Yannick ist mit seinen 24 Jahren schon ein Urgestein des Bahlinger Sport Clubs: „Der BSC nimmt sehr viel ein von meinem Leben. Der ganze Tag ist eigentlich BSC. Ich selbst spiele beim BSC, da kommt der Sonntag auch noch dazu, wo ich dann auch auf dem Platz stehe.“ Die Leidenschaft kommt von seiner Familie, denn auch Opa und Vater sind im Verein aktiv. Vor 4 Jahren kommt Yannick auf eine weitere Idee für den BSC. „Die Idee für die Inklusive Ballschule ist entstanden aus der Erfahrung mit einem ehemaligen Spieler, den ich mal trainiert habe. Der später im Rollstuhl saß und bei uns in der Ballschule teilgenommen hat.
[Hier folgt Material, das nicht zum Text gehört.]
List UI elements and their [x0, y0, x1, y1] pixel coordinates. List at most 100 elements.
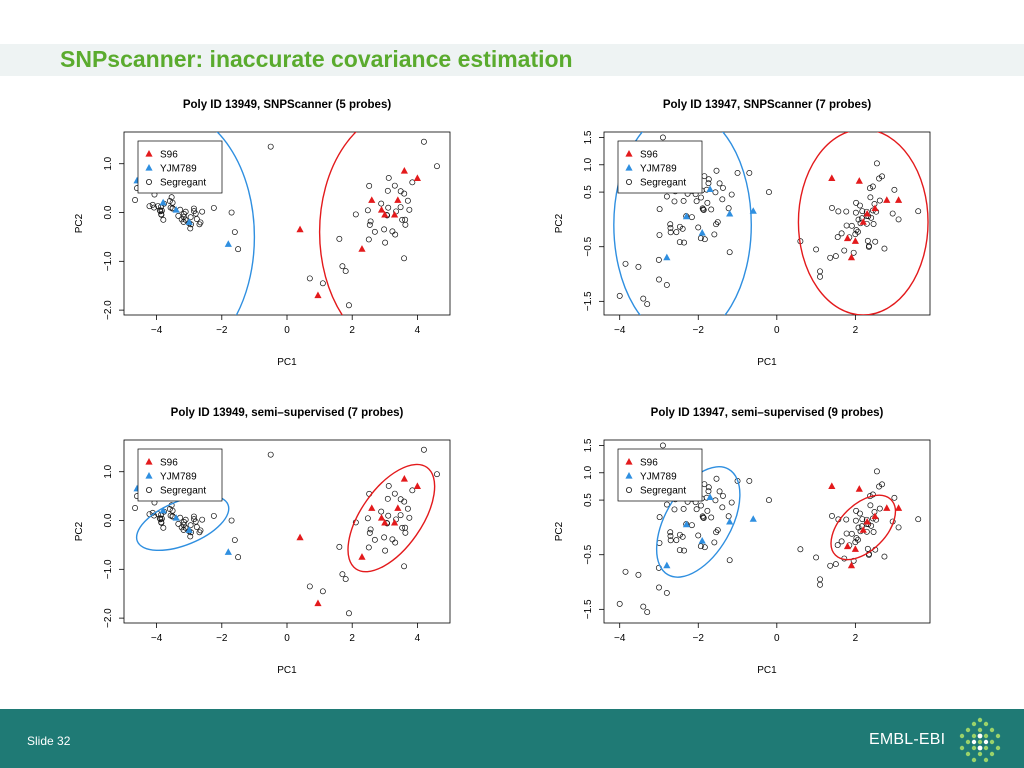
chart-title: Poly ID 13949, semi–supervised (7 probes… [171, 407, 404, 419]
segregant-point [339, 571, 346, 578]
yjm789-point [726, 517, 734, 525]
y-tick-label: −1.5 [583, 599, 594, 619]
s96-point [358, 553, 366, 560]
segregant-point [841, 247, 848, 254]
s96-ellipse [830, 494, 897, 561]
y-tick-label: −1.5 [583, 291, 594, 311]
legend-label: S96 [640, 458, 658, 469]
segregant-point [399, 216, 406, 223]
segregant-point [367, 218, 374, 225]
segregant-point [843, 222, 850, 229]
s96-point [296, 225, 304, 233]
segregant-point [384, 187, 391, 194]
segregant-point [834, 234, 841, 241]
segregant-point [867, 194, 874, 201]
segregant-point [402, 524, 409, 531]
segregant-point [680, 505, 687, 512]
plot-area [613, 132, 929, 315]
y-tick-label: 0.5 [583, 185, 594, 199]
segregant-point [132, 505, 139, 511]
segregant-point [385, 174, 392, 181]
s96-point [883, 196, 891, 203]
y-tick-label: 1.0 [583, 157, 594, 171]
segregant-point [853, 535, 860, 542]
chart-semisupervised-13947: Poly ID 13947, semi–supervised (9 probes… [554, 407, 931, 676]
segregant-point [832, 561, 839, 568]
legend-label: S96 [640, 150, 658, 161]
segregant-point [667, 229, 674, 236]
s96-point [377, 206, 386, 213]
segregant-point [671, 198, 678, 205]
segregant-point [853, 507, 860, 514]
segregant-point [182, 208, 189, 215]
yjm789-point [749, 515, 757, 522]
segregant-point [371, 536, 378, 543]
legend-label: Segregant [640, 178, 686, 189]
segregant-point [701, 236, 708, 243]
x-tick-label: 4 [415, 633, 421, 644]
y-tick-label: −2.0 [103, 608, 114, 628]
segregant-point [853, 199, 860, 206]
segregant-point [766, 497, 772, 504]
segregant-point [853, 227, 860, 234]
yjm789-point [682, 212, 691, 220]
segregant-point [676, 547, 683, 554]
yjm789-point [663, 253, 671, 261]
segregant-point [367, 526, 374, 533]
segregant-point [389, 536, 396, 543]
chart-snpscanner-13947: Poly ID 13947, SNPScanner (7 probes) −4 −2… [554, 99, 931, 368]
legend-yjm789-marker [625, 472, 633, 479]
segregant-point [175, 520, 182, 527]
y-tick-label: −1.0 [103, 559, 114, 579]
segregant-point [160, 216, 167, 223]
segregant-point [870, 221, 877, 227]
segregant-point [319, 588, 326, 595]
segregant-point [319, 280, 326, 287]
segregant-point [420, 138, 427, 145]
segregant-point [389, 228, 396, 235]
segregant-point [190, 513, 197, 520]
s96-point [894, 196, 903, 203]
s96-ellipse [318, 132, 357, 315]
segregant-point [713, 529, 720, 536]
segregant-point [827, 254, 834, 261]
segregant-point [210, 512, 217, 519]
segregant-point [656, 276, 662, 283]
segregant-point [734, 170, 741, 176]
segregant-point [708, 514, 715, 521]
segregant-point [364, 515, 371, 522]
segregant-point [381, 534, 388, 541]
segregant-point [873, 160, 880, 167]
segregant-point [406, 206, 413, 213]
segregant-point [832, 253, 839, 260]
legend-segregant-marker [146, 487, 153, 494]
segregant-point [671, 506, 678, 513]
segregant-point [404, 197, 411, 204]
s96-point [894, 504, 903, 511]
yjm789-point [682, 520, 691, 528]
y-tick-label: 1.0 [103, 156, 114, 170]
s96-point [377, 514, 386, 521]
x-tick-label: 4 [415, 325, 421, 336]
x-tick-label: 0 [774, 633, 780, 644]
segregant-point [746, 170, 753, 176]
yjm789-point [726, 209, 734, 217]
yjm789-ellipse [613, 132, 752, 315]
chart-title: Poly ID 13947, SNPScanner (7 probes) [663, 99, 872, 111]
x-tick-label: −2 [693, 325, 705, 336]
segregant-point [700, 515, 707, 521]
segregant-point [401, 498, 408, 505]
segregant-point [843, 530, 850, 537]
segregant-point [700, 206, 707, 213]
segregant-point [813, 554, 820, 561]
segregant-point [867, 185, 873, 192]
segregant-point [158, 211, 165, 218]
segregant-point [192, 210, 199, 217]
legend-segregant-marker [146, 179, 153, 186]
x-tick-label: 0 [774, 325, 780, 336]
x-axis-label: PC1 [757, 357, 777, 368]
y-tick-label: −2.0 [103, 300, 114, 320]
segregant-point [391, 182, 398, 189]
s96-point [851, 545, 859, 552]
segregant-point [157, 208, 164, 215]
Er hatte einen Riesenspaß und dadurch hatte ich die Idee, dass Kinder mit Behinderung und ohne zusammen Sport machen sollen“, erklärt er auf der Website des Vereins.

Mehr als nur Sport: Auszeichnung vom DFB

Für sein Engagement erhält Yannick vom Deutschen Fußball-Bund den Förderpreis „Fußballhelden – Aktion junges Ehrenamt“. Der 24-Jährige erzählt: „Die Bezeichnung Fußballheld ist ein bisschen komisch, vielleicht auch zu groß. Ich gebe mein Bestes im Fußball und hier im Verein meine Spuren zu hinterlassen.“ Und das tut er, auch bei den ganz jungen Vereinsmitgliedern, die regelmäßig in die Inklusive Ballschule kommen. „Die Ballschule ist einfach cool. Sie machen so viele Spiele und das macht Spaß“, erzählt ein teilnehmendes Kind.